Il hésita à employer le pronom possessif en s’adressant à Haskett. Ce dernier soupira.
—Je ne sais si cela servira à grand’chose; elle n’a pas paru s’en soucier quand je lui ai parlé.
Waythorn rougit:
—Quand l’avez-vous vue? demanda-t-il brusquement.
—Pas depuis le premier jour où je suis venu voir Lily, dès qu’elle est tombée malade. J’ai fait observer ce jour-là à Mrs Waythorn que la gouvernante me déplaisait.
Waythorn ne répondit pas. Il se rappela très clairement avoir demandé à sa femme, après la première visite de Haskett, si elle l’avait vu. Elle lui avait donc menti ce jour-là, mais elle avait, depuis, respecté ses volontés, et cet incident jetait une lumière nouvelle sur son caractère. Il était persuadé qu’elle n’aurait pas vu Haskett ce jour-là si elle eût soupçonné la répugnance de son mari pour cette entrevue; mais ce manque de perspicacité de sa part fut aussi désagréable à Waythorn que la découverte du mensonge.

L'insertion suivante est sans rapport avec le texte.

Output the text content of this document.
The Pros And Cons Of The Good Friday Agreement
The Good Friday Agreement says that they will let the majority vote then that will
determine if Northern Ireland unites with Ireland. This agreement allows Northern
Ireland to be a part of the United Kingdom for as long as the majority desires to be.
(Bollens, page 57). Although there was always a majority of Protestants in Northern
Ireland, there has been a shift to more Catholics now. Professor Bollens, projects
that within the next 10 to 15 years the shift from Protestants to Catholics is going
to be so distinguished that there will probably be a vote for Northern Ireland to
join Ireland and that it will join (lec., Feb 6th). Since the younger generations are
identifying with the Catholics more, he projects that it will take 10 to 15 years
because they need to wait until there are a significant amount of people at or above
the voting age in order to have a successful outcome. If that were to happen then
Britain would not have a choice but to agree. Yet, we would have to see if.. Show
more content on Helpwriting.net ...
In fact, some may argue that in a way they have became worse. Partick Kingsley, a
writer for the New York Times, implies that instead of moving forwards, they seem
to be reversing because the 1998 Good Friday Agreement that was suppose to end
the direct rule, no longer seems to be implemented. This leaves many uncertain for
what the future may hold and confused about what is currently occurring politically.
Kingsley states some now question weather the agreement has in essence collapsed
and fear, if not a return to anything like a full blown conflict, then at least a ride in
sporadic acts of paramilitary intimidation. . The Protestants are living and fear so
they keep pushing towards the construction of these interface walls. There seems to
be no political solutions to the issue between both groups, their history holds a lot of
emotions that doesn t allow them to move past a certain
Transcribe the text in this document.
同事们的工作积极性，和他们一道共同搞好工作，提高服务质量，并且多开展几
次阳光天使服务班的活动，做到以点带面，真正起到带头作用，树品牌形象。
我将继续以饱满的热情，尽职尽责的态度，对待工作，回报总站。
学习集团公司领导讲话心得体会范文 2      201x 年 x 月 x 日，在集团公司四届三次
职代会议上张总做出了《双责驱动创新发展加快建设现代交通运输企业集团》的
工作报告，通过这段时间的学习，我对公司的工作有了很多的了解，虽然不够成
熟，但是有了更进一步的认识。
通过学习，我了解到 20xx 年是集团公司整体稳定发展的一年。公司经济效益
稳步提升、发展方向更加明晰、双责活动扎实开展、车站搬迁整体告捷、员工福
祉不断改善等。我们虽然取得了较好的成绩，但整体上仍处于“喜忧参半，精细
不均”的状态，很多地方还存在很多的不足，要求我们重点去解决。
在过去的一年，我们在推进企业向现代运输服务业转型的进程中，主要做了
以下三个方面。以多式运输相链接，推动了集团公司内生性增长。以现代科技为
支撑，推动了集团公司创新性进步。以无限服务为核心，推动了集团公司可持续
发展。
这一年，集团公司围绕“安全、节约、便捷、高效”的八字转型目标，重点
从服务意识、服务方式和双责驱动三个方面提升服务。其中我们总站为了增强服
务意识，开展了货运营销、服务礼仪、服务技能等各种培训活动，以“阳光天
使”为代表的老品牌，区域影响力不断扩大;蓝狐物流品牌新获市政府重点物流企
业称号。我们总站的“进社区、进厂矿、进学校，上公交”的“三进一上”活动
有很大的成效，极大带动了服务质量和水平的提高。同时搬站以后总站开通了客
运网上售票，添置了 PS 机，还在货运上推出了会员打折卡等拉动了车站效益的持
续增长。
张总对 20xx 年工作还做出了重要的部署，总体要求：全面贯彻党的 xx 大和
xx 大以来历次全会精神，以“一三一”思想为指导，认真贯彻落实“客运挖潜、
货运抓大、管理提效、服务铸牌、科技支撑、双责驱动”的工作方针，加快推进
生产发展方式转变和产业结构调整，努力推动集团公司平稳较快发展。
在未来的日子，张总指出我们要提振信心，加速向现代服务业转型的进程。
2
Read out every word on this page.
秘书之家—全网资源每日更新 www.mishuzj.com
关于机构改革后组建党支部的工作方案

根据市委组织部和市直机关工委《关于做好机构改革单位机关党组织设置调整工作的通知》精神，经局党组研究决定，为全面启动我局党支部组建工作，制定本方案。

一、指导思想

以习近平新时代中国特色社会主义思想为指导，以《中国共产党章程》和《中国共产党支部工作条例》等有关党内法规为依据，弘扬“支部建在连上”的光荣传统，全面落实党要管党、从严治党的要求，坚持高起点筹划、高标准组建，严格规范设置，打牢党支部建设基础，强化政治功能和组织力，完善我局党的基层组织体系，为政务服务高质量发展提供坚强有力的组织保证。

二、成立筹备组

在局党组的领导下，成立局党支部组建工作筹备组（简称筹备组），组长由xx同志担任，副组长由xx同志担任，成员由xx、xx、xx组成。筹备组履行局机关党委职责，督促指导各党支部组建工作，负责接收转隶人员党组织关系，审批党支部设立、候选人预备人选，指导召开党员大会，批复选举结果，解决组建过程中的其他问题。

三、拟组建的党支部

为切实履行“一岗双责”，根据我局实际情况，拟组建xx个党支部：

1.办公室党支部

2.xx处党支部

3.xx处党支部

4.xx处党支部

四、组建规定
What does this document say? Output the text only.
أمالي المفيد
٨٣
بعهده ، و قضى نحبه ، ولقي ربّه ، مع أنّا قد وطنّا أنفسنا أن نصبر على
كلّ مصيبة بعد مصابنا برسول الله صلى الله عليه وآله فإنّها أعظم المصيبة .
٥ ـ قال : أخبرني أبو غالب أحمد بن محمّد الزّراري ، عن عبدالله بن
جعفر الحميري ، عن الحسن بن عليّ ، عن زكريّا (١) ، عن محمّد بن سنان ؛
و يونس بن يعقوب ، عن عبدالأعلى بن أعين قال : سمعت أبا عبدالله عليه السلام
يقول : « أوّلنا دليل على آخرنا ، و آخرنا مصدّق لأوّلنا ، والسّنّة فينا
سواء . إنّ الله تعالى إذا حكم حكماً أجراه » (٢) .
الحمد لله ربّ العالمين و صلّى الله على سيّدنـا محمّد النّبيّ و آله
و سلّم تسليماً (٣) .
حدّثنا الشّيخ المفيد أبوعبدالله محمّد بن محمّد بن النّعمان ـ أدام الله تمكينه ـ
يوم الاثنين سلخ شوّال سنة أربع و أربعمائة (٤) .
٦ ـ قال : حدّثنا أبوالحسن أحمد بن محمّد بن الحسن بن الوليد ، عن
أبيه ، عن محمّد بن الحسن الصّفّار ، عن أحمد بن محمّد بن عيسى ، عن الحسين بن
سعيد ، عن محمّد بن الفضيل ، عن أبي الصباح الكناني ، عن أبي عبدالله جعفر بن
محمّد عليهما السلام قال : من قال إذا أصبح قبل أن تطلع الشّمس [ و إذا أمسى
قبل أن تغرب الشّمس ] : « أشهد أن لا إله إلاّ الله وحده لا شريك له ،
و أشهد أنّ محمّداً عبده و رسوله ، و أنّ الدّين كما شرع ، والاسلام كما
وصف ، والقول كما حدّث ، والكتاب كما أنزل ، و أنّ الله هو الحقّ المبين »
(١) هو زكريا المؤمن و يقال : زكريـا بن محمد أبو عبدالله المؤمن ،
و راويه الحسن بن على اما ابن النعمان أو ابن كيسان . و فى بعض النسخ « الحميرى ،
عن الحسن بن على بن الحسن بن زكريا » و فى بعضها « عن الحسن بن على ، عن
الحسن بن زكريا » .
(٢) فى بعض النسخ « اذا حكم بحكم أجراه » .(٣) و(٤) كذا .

—Je n’aime pas cette personne, répétait Haskett avec une douce insistance. Elle n’est pas franche, monsieur Waythorn, elle apprendra à l’enfant la dissimulation. J’ai déjà remarqué en Lily un changement fâcheux; elle cherche trop à être agréable à tout le monde, et elle ne dit plus toujours la vérité, elle qui était la plus droite au monde, monsieur Waythorn...—Il s’arrêta, la voix un peu étranglée.—Non pas que je veuille l’empêcher de recevoir une éducation soignée, ajouta-t-il.
Waythorn fut touché.
—Je regrette, monsieur Haskett, mais je ne vois franchement pas ce que je peux faire.
Haskett hésita. Puis il posa son chapeau sur la table, et s’avança devant la cheminée où se tenait Waythorn. Il n’y avait rien d’agressif dans son attitude: c’était seulement un homme timide, résolu à prendre une décision nette dans une affaire d’importance.